In this example, we first check that the submit button was clicked, then we validate that the user input is correct. Similar to GET input, we can again use array notation:

Listing 5.2: An HTML form with array notation

<form method="post">

<p>

Please choose all languages you currently know or

would like to learn in the next 12 months.

</p>

<p>

<label>

<input type="checkbox"

name="languages[]"

value="PHP" />

PHP

</label>

<label>

<input type="checkbox"

name="languages[]"

value="Perl" />

Perl

</label>

<label>

<input type="checkbox"

name="languages[]"

value="Ruby" />

Ruby

</label>

<br />

<input type="submit" value="Send" name="poll" />

</p>

</form>

The form above has three checkboxes, all named languages[]; these will all be added individually to an array called languages in the $_POST superglobal array—just like when you use an empty key (e.g. $array[] = "foo") to append a new element to an existing array in PHP. Once inside your script, you will be able to access these values as follows:

Listing 5.3: Handling POST input

foreach ($_POST['languages'] as $language) {

switch ($language) {

case 'PHP' :

echo "PHP? Awesome! <br />";

break;

case 'Perl' :

echo "Perl? Ew. Just Ew. <br />";

break;

case 'Ruby' :

echo "Ruby? Can you say... 'bandwagon?' <br />";

break;

default:

echo "Unknown language!";

}

}

When You Don’t Know How Data Is Sent

If you need to write a script that is supposed to work just as well with both GET and POST requests, you can use the $_REQUEST superglobal array. This array is filled in using data from different sources in an order specified by a setting in your php.ini file (usually, EGPCS, meaning Environment,Get, Post, Cookie and Built-in variableS. Note that $_REQUEST only contains cookie, GET, and POST information).

The problem with using this approach is that, technically, you don’t know where the data comes from. This is a potentially major security issue that you should be fully aware of. This problem is discussed in more detail in the Security chapter.

Managing File Uploads

File uploads are an important feature for many Web applications; improperly handled, they are also extremely dangerous—imagine how much damage allowing an arbitrary file to be uploaded to a sensitive location on your server’s hard drive could be!

A file can be uploaded through a “multi-part” HTTP POST transaction. From the perspective of building your file upload form, this simply means that you need to declare it in a slightly different way:

Listing 5.4: An HTML form with file upload

<form enctype="multipart/form-data" action="index.php"

method="post">

<input type="hidden" name="MAX_FILE_SIZE"

value="50000" />

<input name="filedata" type="file" />

<input type="submit" value="Send file" />

</form>

As you can see, the MAX_FILE_SIZE value is used to define the maximum file size allowed (in this case, 50,000 bytes); note, however, that this restriction is almost entirely meaningless, since it sits on the client side. Any moderately crafty attacker will be able to set this parameter to an arbitrary value: you can’t count on it to prevent a malicious actor from overwhelming your system by sending files so large that they deplete its resources.

You can limit the amount of data uploaded by a POST operation by modifying a number of configuration directives, such as post_max_size, max_input_time and upload_max_filesize.

Once a file is uploaded to the server, PHP stores it in a temporary location and makes it available to the script that was called by the POST transaction (index.php in the example above).
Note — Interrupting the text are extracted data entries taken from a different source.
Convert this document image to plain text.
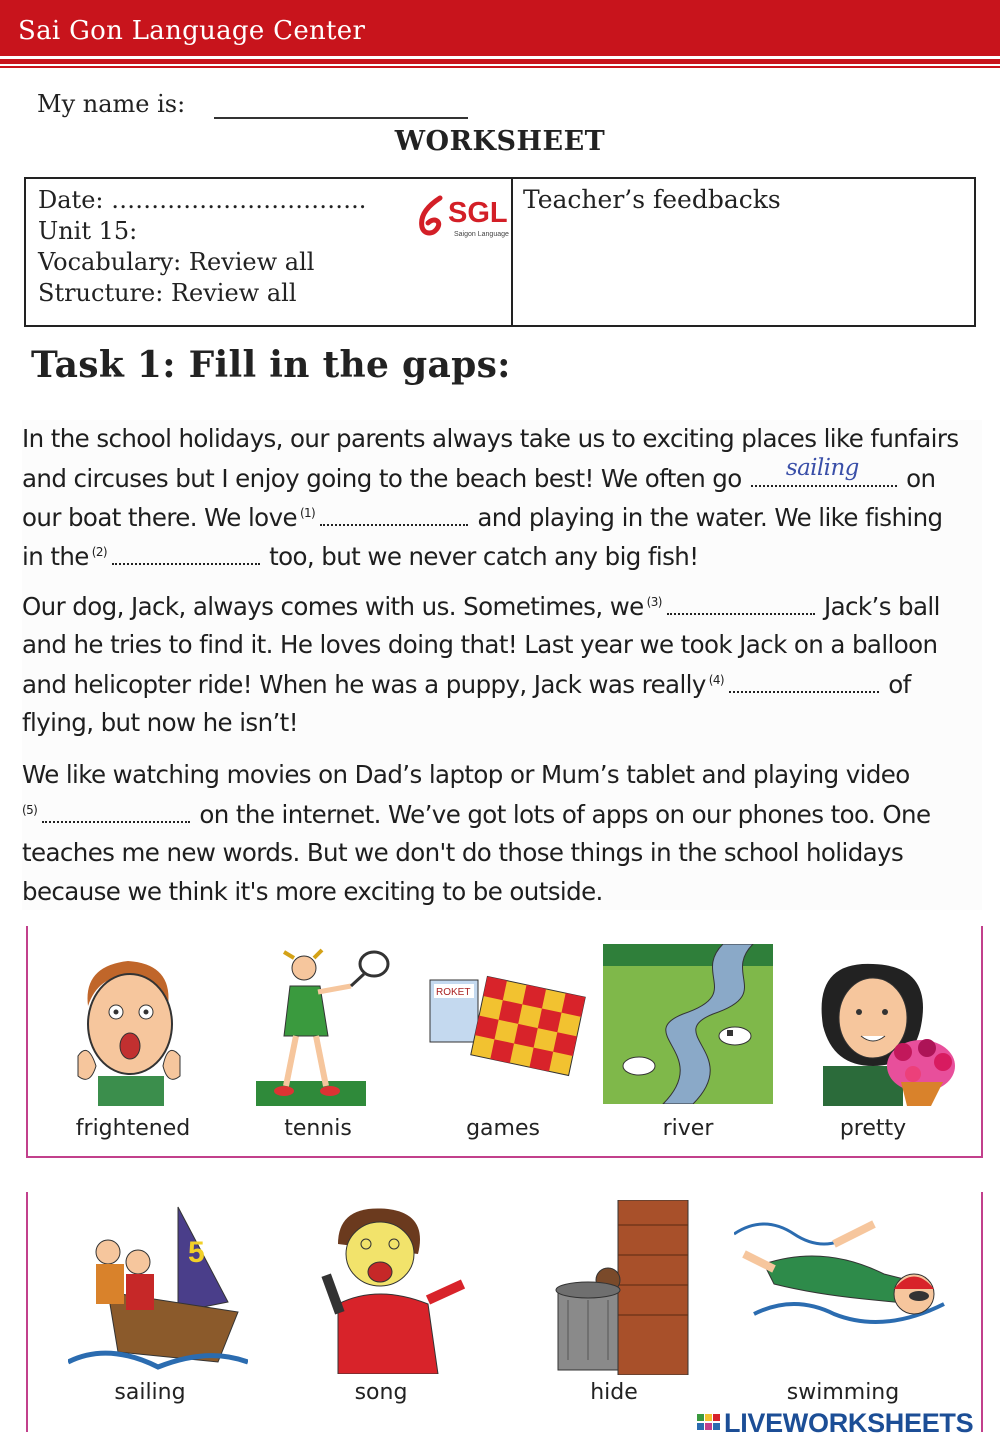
Sai Gon Language Center
My name is:
WORKSHEET
Date: …………………………..
Unit 15:
Vocabulary: Review all
Structure: Review all
SGL
Saigon Language
Teacher’s feedbacks
Task 1: Fill in the gaps:
In the school holidays, our parents always take us to exciting places like funfairs
and circuses but I enjoy going to the beach best! We often go sailing on
our boat there. We love $^{(1)}$	and playing in the water. We like fishing
in the $^{(2)}$	too, but we never catch any big fish!
Our dog, Jack, always comes with us. Sometimes, we $^{(3)}$	Jack’s ball
and he tries to find it. He loves doing that! Last year we took Jack on a balloon
and helicopter ride! When he was a puppy, Jack was really $^{(4)}$	of
flying, but now he isn’t!
We like watching movies on Dad’s laptop or Mum’s tablet and playing video
$^{(5)}$	on the internet. We’ve got lots of apps on our phones too. One
teaches me new words. But we don't do those things in the school holidays
because we think it's more exciting to be outside.
frightened	tennis
ROKET
games	river	pretty
5
sailing	song	hide	swimming
LIVEWORKSHEETS
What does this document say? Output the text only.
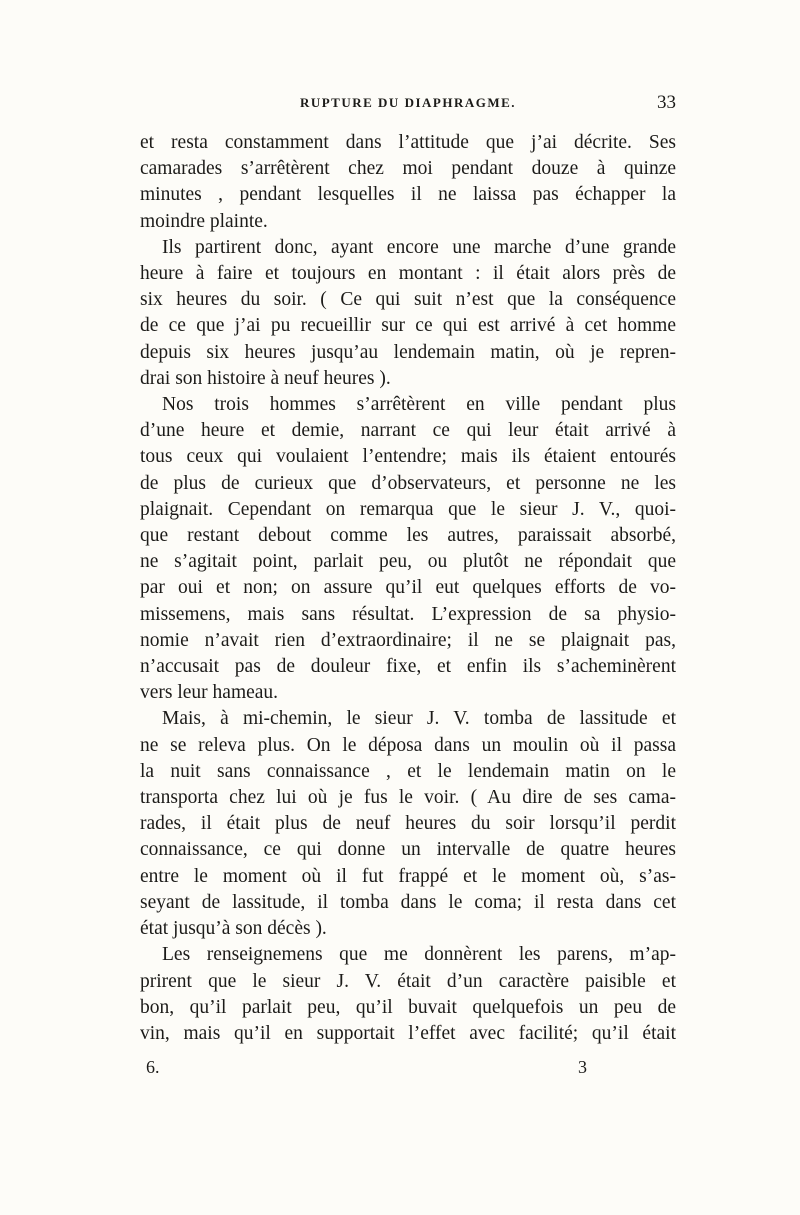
RUPTURE DU DIAPHRAGME.	33

et resta constamment dans l’attitude que j’ai décrite. Ses
camarades s’arrêtèrent chez moi pendant douze à quinze
minutes , pendant lesquelles il ne laissa pas échapper la
moindre plainte.

Ils partirent donc, ayant encore une marche d’une grande
heure à faire et toujours en montant : il était alors près de
six heures du soir. ( Ce qui suit n’est que la conséquence
de ce que j’ai pu recueillir sur ce qui est arrivé à cet homme
depuis six heures jusqu’au lendemain matin, où je repren-
drai son histoire à neuf heures ).

Nos trois hommes s’arrêtèrent en ville pendant plus
d’une heure et demie, narrant ce qui leur était arrivé à
tous ceux qui voulaient l’entendre; mais ils étaient entourés
de plus de curieux que d’observateurs, et personne ne les
plaignait. Cependant on remarqua que le sieur J. V., quoi-
que restant debout comme les autres, paraissait absorbé,
ne s’agitait point, parlait peu, ou plutôt ne répondait que
par oui et non; on assure qu’il eut quelques efforts de vo-
missemens, mais sans résultat. L’expression de sa physio-
nomie n’avait rien d’extraordinaire; il ne se plaignait pas,
n’accusait pas de douleur fixe, et enfin ils s’acheminèrent
vers leur hameau.

Mais, à mi-chemin, le sieur J. V. tomba de lassitude et
ne se releva plus. On le déposa dans un moulin où il passa
la nuit sans connaissance , et le lendemain matin on le
transporta chez lui où je fus le voir. ( Au dire de ses cama-
rades, il était plus de neuf heures du soir lorsqu’il perdit
connaissance, ce qui donne un intervalle de quatre heures
entre le moment où il fut frappé et le moment où, s’as-
seyant de lassitude, il tomba dans le coma; il resta dans cet
état jusqu’à son décès ).

Les renseignemens que me donnèrent les parens, m’ap-
prirent que le sieur J. V. était d’un caractère paisible et
bon, qu’il parlait peu, qu’il buvait quelquefois un peu de
vin, mais qu’il en supportait l’effet avec facilité; qu’il était

6.	3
It is up to the script to move the file to a safe location if it so chooses—the temporary copy is automatically destroyed when the script ends.

Inside your script, uploaded files will appear in the $_FILES superglobal array. Each element of this array will have a key corresponding to the name of the HTML element that uploaded a file (filedata, in this case). The element will, itself, be an array with the following elements:

$_FILES elements

Description

name

The original name of the file

type

The MIME type of the file provided by the browser

size

The size (in bytes) of the file

tmp_name

The name of the file’s temporary location

error

The error code associated with this file. A value of UPLOAD_ERR_OK indicates a successful transfer, while any other error indicates that something went wrong (for example, the file was bigger than the maximum allowed size).

The real problem with file uploads is that most—but not all—of the information that ends up in $_FILES can be spoofed by submitting malicious information as part of the HTTP transaction. PHP provides some facilities that allow you to determine whether a file upload is legitimate. One of them is checking that the error element of your file upload information array is set to UPLOAD_ERR_OK. You should also check that size is not zero and that tmp_name is not set to none.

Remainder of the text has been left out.